Watching the World Cup broadcasts? Turns out it’s healthy to be a sports fan

A new study carried out in the USA and published in the book “Sports fans have more friends” authored by David Sikorczak together with Ben Valente, senior vice president of Fox Sports demonstrated how fans of any sports team, really does not matter which team and which field – from Manchester United to In the class group in a skipping competition – mentally healthier.

In the USA, as in many other parts of the Western world, social loneliness is an epidemic – 61% of Americans report loneliness, so this study gives hope or direction to many people. The study included about ten thousand American participants, who filled out the UCLA Loneliness Scale questionnaire – this is A 20-question questionnaire that tests feelings of loneliness and social isolation.

The findings demonstrated that fans of sports teams feel less lonely, and experience a degree of belonging to the sports team, and as a result are happier and more mentally healthy. The more active the fan is in the group’s activities (organizing activities and meetings, participating in competitions) – the greater the beneficial effect.

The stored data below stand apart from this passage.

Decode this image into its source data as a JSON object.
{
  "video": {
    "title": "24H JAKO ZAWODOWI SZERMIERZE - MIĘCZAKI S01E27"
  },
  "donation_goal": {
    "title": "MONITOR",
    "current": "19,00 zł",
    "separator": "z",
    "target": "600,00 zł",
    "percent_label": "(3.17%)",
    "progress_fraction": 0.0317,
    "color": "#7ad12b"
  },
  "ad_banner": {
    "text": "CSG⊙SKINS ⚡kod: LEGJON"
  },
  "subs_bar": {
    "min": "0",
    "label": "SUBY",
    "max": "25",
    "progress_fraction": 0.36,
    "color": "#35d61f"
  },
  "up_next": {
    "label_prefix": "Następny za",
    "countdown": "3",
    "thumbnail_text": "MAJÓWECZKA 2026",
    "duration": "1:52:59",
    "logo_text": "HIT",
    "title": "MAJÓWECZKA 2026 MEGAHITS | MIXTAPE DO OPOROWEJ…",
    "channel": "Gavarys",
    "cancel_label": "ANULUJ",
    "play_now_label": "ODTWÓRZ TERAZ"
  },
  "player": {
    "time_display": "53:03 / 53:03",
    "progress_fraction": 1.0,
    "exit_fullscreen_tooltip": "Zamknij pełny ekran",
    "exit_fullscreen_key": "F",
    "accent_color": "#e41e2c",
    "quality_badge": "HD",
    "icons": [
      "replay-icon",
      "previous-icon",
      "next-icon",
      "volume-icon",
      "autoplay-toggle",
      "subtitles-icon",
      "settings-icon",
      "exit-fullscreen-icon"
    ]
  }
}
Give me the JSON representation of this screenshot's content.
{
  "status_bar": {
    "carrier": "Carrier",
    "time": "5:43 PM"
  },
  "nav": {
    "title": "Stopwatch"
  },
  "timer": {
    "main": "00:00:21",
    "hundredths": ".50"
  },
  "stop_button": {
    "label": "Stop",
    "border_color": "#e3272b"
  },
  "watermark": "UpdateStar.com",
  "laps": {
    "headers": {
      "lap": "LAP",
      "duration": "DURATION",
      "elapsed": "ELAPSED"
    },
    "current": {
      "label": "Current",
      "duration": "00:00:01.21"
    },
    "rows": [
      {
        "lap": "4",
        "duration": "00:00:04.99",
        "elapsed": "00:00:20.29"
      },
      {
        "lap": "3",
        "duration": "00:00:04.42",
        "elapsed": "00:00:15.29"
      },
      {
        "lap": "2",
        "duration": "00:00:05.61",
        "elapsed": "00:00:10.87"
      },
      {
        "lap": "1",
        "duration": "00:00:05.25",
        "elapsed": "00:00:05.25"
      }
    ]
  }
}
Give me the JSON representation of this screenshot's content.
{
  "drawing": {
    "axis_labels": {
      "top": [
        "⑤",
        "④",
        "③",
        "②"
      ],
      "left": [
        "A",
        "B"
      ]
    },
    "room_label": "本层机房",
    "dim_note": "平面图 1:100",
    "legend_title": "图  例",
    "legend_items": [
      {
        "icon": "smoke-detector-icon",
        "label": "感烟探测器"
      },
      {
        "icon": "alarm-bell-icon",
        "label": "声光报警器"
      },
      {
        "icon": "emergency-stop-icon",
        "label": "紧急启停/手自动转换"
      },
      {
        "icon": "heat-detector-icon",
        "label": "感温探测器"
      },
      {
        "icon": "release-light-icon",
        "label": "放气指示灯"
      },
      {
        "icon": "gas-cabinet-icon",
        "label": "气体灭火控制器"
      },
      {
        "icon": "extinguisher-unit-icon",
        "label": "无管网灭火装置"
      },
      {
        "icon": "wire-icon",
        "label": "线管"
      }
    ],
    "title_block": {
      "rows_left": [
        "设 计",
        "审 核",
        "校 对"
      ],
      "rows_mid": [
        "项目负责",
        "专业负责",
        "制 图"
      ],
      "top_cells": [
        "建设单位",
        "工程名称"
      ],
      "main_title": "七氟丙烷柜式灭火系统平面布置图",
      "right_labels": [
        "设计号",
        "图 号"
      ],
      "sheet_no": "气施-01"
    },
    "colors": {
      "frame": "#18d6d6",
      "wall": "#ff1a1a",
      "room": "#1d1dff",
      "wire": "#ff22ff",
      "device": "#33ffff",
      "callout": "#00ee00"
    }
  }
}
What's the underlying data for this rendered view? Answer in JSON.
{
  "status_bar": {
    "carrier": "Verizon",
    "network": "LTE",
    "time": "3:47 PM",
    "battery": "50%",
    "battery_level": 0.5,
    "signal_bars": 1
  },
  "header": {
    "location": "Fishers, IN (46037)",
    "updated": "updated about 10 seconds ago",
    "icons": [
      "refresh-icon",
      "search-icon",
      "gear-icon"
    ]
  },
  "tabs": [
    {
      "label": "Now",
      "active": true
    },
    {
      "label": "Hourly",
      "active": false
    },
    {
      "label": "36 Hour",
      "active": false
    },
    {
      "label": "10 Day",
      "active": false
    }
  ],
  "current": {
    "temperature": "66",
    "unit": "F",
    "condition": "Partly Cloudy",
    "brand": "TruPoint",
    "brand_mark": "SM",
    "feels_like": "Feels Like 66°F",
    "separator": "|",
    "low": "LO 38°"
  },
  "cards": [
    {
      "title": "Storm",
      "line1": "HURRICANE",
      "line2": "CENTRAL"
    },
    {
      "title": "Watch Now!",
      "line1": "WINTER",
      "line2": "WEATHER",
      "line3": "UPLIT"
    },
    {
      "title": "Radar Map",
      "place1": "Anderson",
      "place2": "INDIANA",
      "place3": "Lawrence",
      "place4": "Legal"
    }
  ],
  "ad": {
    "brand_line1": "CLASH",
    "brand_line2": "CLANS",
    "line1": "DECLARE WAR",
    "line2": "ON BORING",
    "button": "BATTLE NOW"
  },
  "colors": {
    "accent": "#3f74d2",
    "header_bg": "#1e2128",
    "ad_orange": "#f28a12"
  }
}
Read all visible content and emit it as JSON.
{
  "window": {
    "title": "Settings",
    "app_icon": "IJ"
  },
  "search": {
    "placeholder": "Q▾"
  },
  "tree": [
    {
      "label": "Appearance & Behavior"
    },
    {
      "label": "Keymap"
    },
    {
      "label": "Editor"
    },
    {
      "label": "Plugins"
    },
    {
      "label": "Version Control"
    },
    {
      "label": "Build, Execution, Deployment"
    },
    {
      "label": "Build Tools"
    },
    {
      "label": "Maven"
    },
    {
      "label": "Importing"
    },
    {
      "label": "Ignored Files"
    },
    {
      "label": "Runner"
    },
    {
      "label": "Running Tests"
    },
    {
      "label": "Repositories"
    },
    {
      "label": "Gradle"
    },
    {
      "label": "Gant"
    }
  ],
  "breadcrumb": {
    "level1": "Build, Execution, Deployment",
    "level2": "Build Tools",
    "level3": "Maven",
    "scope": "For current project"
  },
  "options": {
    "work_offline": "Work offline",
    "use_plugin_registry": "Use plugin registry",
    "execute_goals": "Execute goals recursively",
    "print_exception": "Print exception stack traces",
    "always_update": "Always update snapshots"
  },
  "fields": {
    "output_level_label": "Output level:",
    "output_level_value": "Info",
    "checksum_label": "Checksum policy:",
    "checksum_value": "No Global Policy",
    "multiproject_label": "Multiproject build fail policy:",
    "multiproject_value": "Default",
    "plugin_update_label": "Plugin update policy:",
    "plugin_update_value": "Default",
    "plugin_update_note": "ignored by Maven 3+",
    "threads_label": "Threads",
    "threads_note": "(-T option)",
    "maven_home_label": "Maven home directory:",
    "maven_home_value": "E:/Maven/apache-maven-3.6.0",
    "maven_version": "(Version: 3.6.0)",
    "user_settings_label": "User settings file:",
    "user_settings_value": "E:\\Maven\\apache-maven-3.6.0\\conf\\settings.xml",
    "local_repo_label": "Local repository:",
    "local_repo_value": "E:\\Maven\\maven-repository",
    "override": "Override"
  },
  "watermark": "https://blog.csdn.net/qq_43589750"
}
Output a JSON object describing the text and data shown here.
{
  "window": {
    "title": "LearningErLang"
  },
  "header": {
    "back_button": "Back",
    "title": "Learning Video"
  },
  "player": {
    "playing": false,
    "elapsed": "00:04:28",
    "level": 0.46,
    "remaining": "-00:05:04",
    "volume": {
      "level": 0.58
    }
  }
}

Other interesting findings published in the book include:

    • The more involved the sports fan, the stronger his family ties


    • Sports fans report higher satisfaction with their careers and relationships


    • Fans are more likely to vote in elections and participate in institutional events


    • Fans are more likely to report feeling happy and grateful


And what about those who don’t connect to the whole sports thing? There is a solution for them too: it turns out that the main thing is belonging to a group, and in general no matter what field – art, cooking or bridge at the community center – the very fact that you are part of a group helps to feel connected, and this is an important part of our mental health, it gives us a sense of meaning, of being part of something bigger. The group also has the power to influence, and this gives a positive feeling of control and security.

In the age of the Internet, even people who find it difficult to leave the house due to various disabilities can find groups to belong to. The authors of the book just end with a small caveat: pay attention to which group you join. Unfortunately, there are no shortage of toxic, violent, or racist groups on the net.